Растущее давление на тягловые разряды населения неблагоприятно отразилось на демографической ситуации: с 1678 года по 1710 год число попавших в переписные книги дворов сократилось с 791 тысячи до 637 тысяч. Разумеется, не все 154 тысячи убылых дворов падают на первое десятилетие Северной войны. Однако есть все основания говорить, что пик падения связан именно с этим периодом. Известно, что в уездах, расположенных вблизи районов военных действий, число пустующих дворов достигало 40 %. Цифры, сопоставимые с разрухой времен несчастной Ливонской войны.

Если историки ощущают большие трудности с обобщающими цифрами, то в жалобах и в стенаниях современников, эмоционально выражающих свое недовольство, нет недостатка. Особенно если обратиться к таким своеобразным источникам, как челобитные. Изучать историю и делать по ним заключение — все равно что есть клюкву без сахара и удивляться, отчего кисло. Изначально это был жанр преувеличений. И все же к негодующим, протестующим и плачущим голосам нельзя не прислушаться. Это тоже характеристика эпохи, в которой стонут и жалуются все.
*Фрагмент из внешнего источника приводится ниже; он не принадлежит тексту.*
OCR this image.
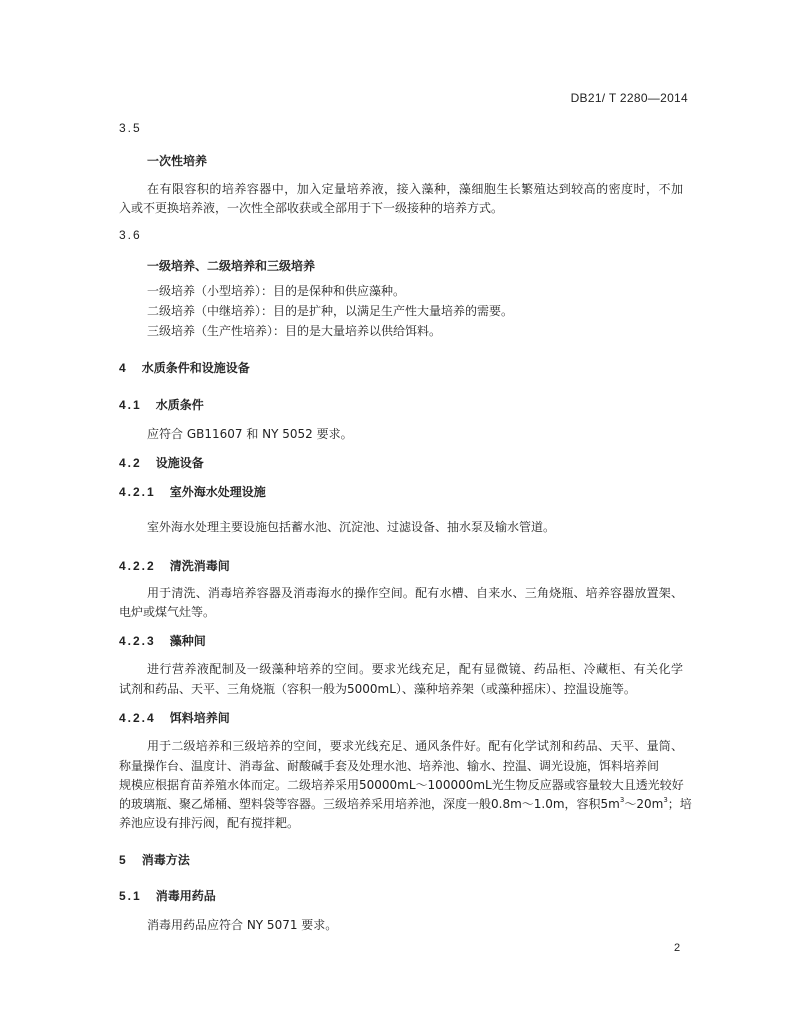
DB21/ T 2280—2014
3.5
一次性培养
在有限容积的培养容器中，加入定量培养液，接入藻种，藻细胞生长繁殖达到较高的密度时，不加
入或不更换培养液，一次性全部收获或全部用于下一级接种的培养方式。
3.6
一级培养、二级培养和三级培养
一级培养（小型培养）：目的是保种和供应藻种。
二级培养（中继培养）：目的是扩种，以满足生产性大量培养的需要。
三级培养（生产性培养）：目的是大量培养以供给饵料。
4 水质条件和设施设备
4.1 水质条件
应符合 GB11607 和 NY 5052 要求。
4.2 设施设备
4.2.1 室外海水处理设施
室外海水处理主要设施包括蓄水池、沉淀池、过滤设备、抽水泵及输水管道。
4.2.2 清洗消毒间
用于清洗、消毒培养容器及消毒海水的操作空间。配有水槽、自来水、三角烧瓶、培养容器放置架、
电炉或煤气灶等。
4.2.3 藻种间
进行营养液配制及一级藻种培养的空间。要求光线充足，配有显微镜、药品柜、冷藏柜、有关化学
试剂和药品、天平、三角烧瓶（容积一般为5000mL）、藻种培养架（或藻种摇床）、控温设施等。
4.2.4 饵料培养间
用于二级培养和三级培养的空间，要求光线充足、通风条件好。配有化学试剂和药品、天平、量筒、
称量操作台、温度计、消毒盆、耐酸碱手套及处理水池、培养池、输水、控温、调光设施，饵料培养间
规模应根据育苗养殖水体而定。二级培养采用50000mL～100000mL光生物反应器或容量较大且透光较好
的玻璃瓶、聚乙烯桶、塑料袋等容器。三级培养采用培养池，深度一般0.8m～1.0m，容积$5m^3\sim 20m^3$；培
养池应设有排污阀，配有搅拌耙。
5 消毒方法
5.1 消毒用药品
消毒用药品应符合 NY 5071 要求。
2
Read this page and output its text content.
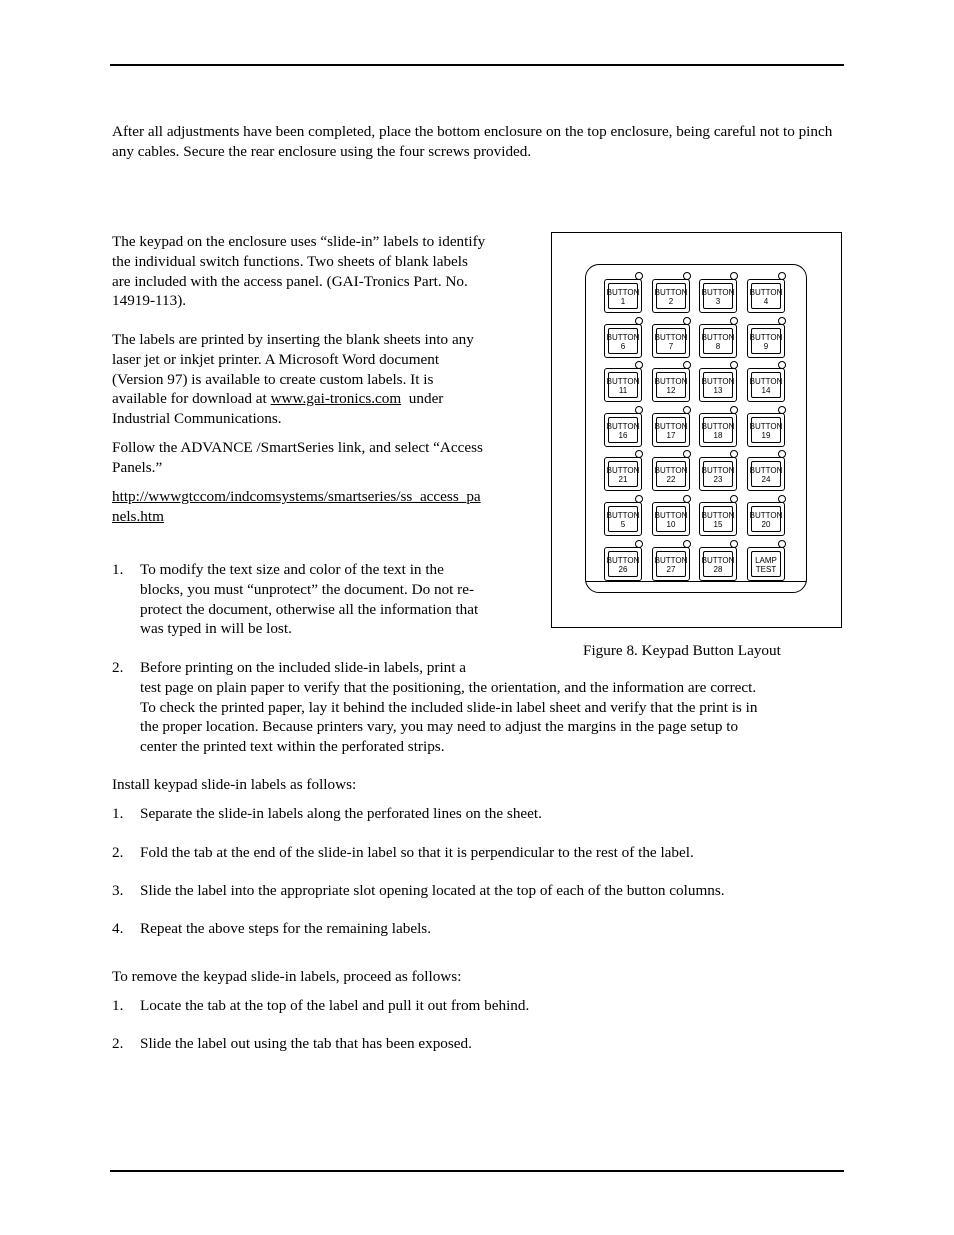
After all adjustments have been completed, place the bottom enclosure on the top enclosure, being careful not to pinch any cables. Secure the rear enclosure using the four screws provided.

The keypad on the enclosure uses “slide-in” labels to identify
the individual switch functions. Two sheets of blank labels
are included with the access panel. (GAI-Tronics Part. No.
14919-113).
The labels are printed by inserting the blank sheets into any
laser jet or inkjet printer. A Microsoft Word document
(Version 97) is available to create custom labels. It is
available for download at www.gai-tronics.com  under
Industrial Communications.
Follow the ADVANCE /SmartSeries link, and select “Access
Panels.”
http://wwwgtccom/indcomsystems/smartseries/ss_access_pa
nels.htm
1. To modify the text size and color of the text in the
blocks, you must “unprotect” the document. Do not re-
protect the document, otherwise all the information that
was typed in will be lost.
2. Before printing on the included slide-in labels, print a
test page on plain paper to verify that the positioning, the orientation, and the information are correct.
To check the printed paper, lay it behind the included slide-in label sheet and verify that the print is in
the proper location. Because printers vary, you may need to adjust the margins in the page setup to
center the printed text within the perforated strips.
BUTTON
1
BUTTON
2
BUTTON
3
BUTTON
4
BUTTON
6
BUTTON
7
BUTTON
8
BUTTON
9
BUTTON
11
BUTTON
12
BUTTON
13
BUTTON
14
BUTTON
16
BUTTON
17
BUTTON
18
BUTTON
19
BUTTON
21
BUTTON
22
BUTTON
23
BUTTON
24
BUTTON
5
BUTTON
10
BUTTON
15
BUTTON
20
BUTTON
26
BUTTON
27
BUTTON
28
LAMP
TEST
Figure 8. Keypad Button Layout
Install keypad slide-in labels as follows:
1. Separate the slide-in labels along the perforated lines on the sheet.
2. Fold the tab at the end of the slide-in label so that it is perpendicular to the rest of the label.
3. Slide the label into the appropriate slot opening located at the top of each of the button columns.
4. Repeat the above steps for the remaining labels.
To remove the keypad slide-in labels, proceed as follows:
1. Locate the tab at the top of the label and pull it out from behind.
2. Slide the label out using the tab that has been exposed.
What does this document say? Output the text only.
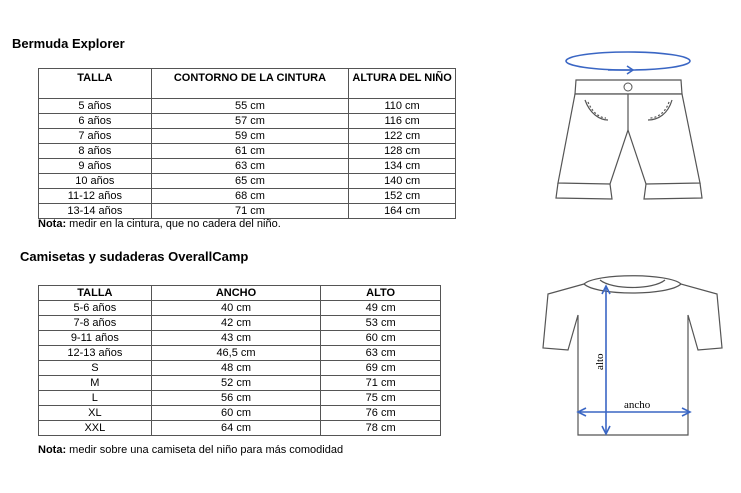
Bermuda Explorer
TALLA	CONTORNO DE LA CINTURA	ALTURA DEL NIÑO
5 años	55 cm	110 cm
6 años	57 cm	116 cm
7 años	59 cm	122 cm
8 años	61 cm	128 cm
9 años	63 cm	134 cm
10 años	65 cm	140 cm
11-12 años	68 cm	152 cm
13-14 años	71 cm	164 cm
Nota: medir en la cintura, que no cadera del niño.
Camisetas y sudaderas OverallCamp
TALLA	ANCHO	ALTO
5-6 años	40 cm	49 cm
7-8 años	42 cm	53 cm
9-11 años	43 cm	60 cm
12-13 años	46,5 cm	63 cm
S	48 cm	69 cm
M	52 cm	71 cm
L	56 cm	75 cm
XL	60 cm	76 cm
XXL	64 cm	78 cm
Nota: medir sobre una camiseta del niño para más comodidad
alto
ancho
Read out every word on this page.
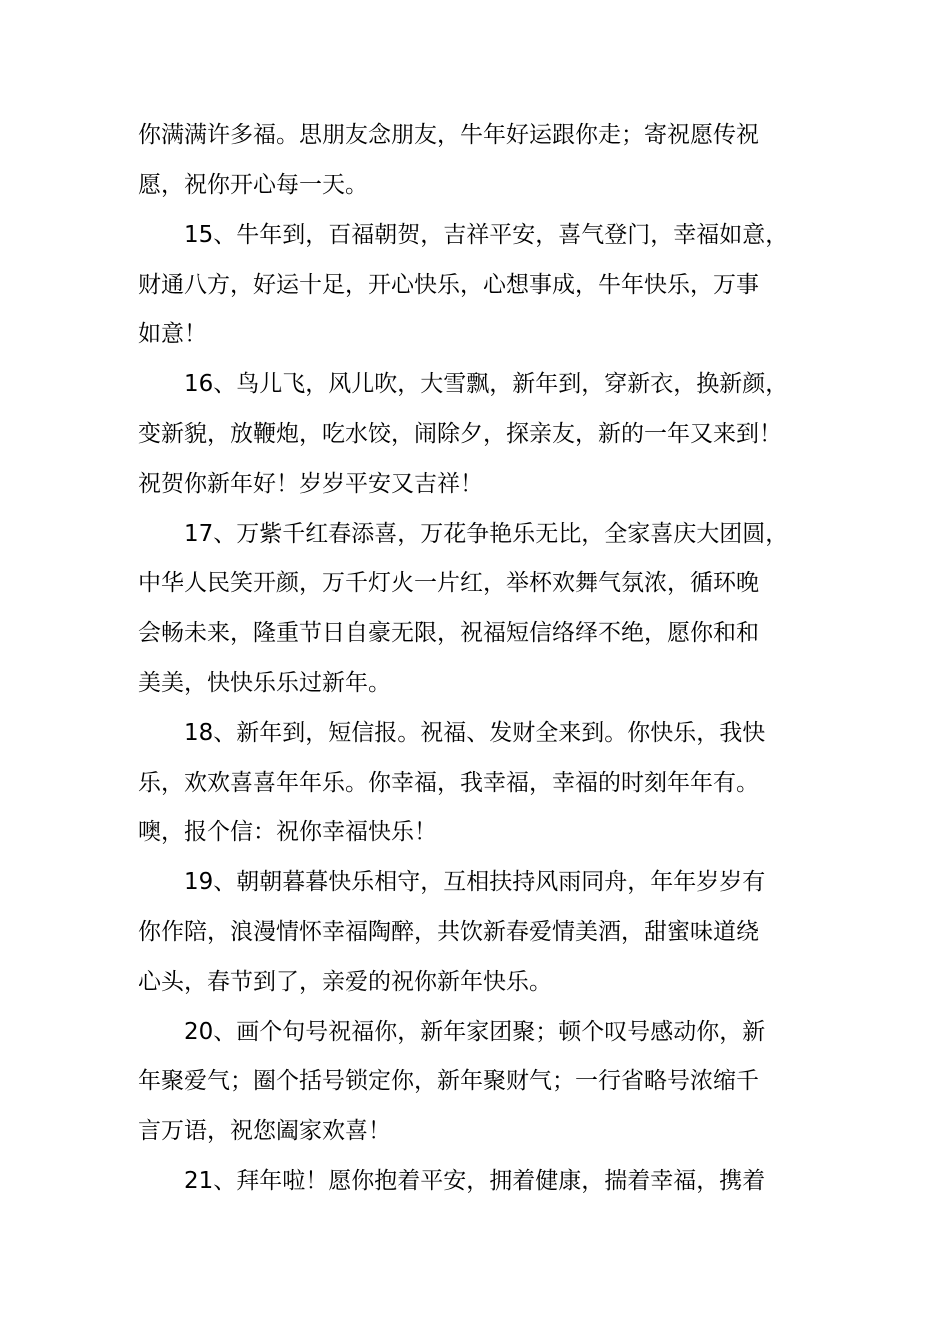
你满满许多福。思朋友念朋友，牛年好运跟你走；寄祝愿传祝
愿，祝你开心每一天。
　　15、牛年到，百福朝贺，吉祥平安，喜气登门，幸福如意，
财通八方，好运十足，开心快乐，心想事成，牛年快乐，万事
如意！
　　16、鸟儿飞，风儿吹，大雪飘，新年到，穿新衣，换新颜，
变新貌，放鞭炮，吃水饺，闹除夕，探亲友，新的一年又来到！
祝贺你新年好！岁岁平安又吉祥！
　　17、万紫千红春添喜，万花争艳乐无比，全家喜庆大团圆，
中华人民笑开颜，万千灯火一片红，举杯欢舞气氛浓，循环晚
会畅未来，隆重节日自豪无限，祝福短信络绎不绝，愿你和和
美美，快快乐乐过新年。
　　18、新年到，短信报。祝福、发财全来到。你快乐，我快
乐，欢欢喜喜年年乐。你幸福，我幸福，幸福的时刻年年有。
噢，报个信：祝你幸福快乐！
　　19、朝朝暮暮快乐相守，互相扶持风雨同舟，年年岁岁有
你作陪，浪漫情怀幸福陶醉，共饮新春爱情美酒，甜蜜味道绕
心头，春节到了，亲爱的祝你新年快乐。
　　20、画个句号祝福你，新年家团聚；顿个叹号感动你，新
年聚爱气；圈个括号锁定你，新年聚财气；一行省略号浓缩千
言万语，祝您阖家欢喜！
　　21、拜年啦！愿你抱着平安，拥着健康，揣着幸福，携着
Вот отдельные голоса. Крестьяне: «Как Бог его нам на царство послал, так мы и светлых дней не видали. Тягота на мир, рубли да полтины да подводы; отдыху нашей братии крестьянину нет». Дворяне: «Какой он царь? Нашу братью всех выволок на службу, а людей наших и крестьян в рекруты побрал. Никуда от него не уйдешь, все распродали на плотах (судостроении), а сам он ходит в службу, и как это его не убьют? Как бы убили, так бы и служба минулась, и черни бы легче стало».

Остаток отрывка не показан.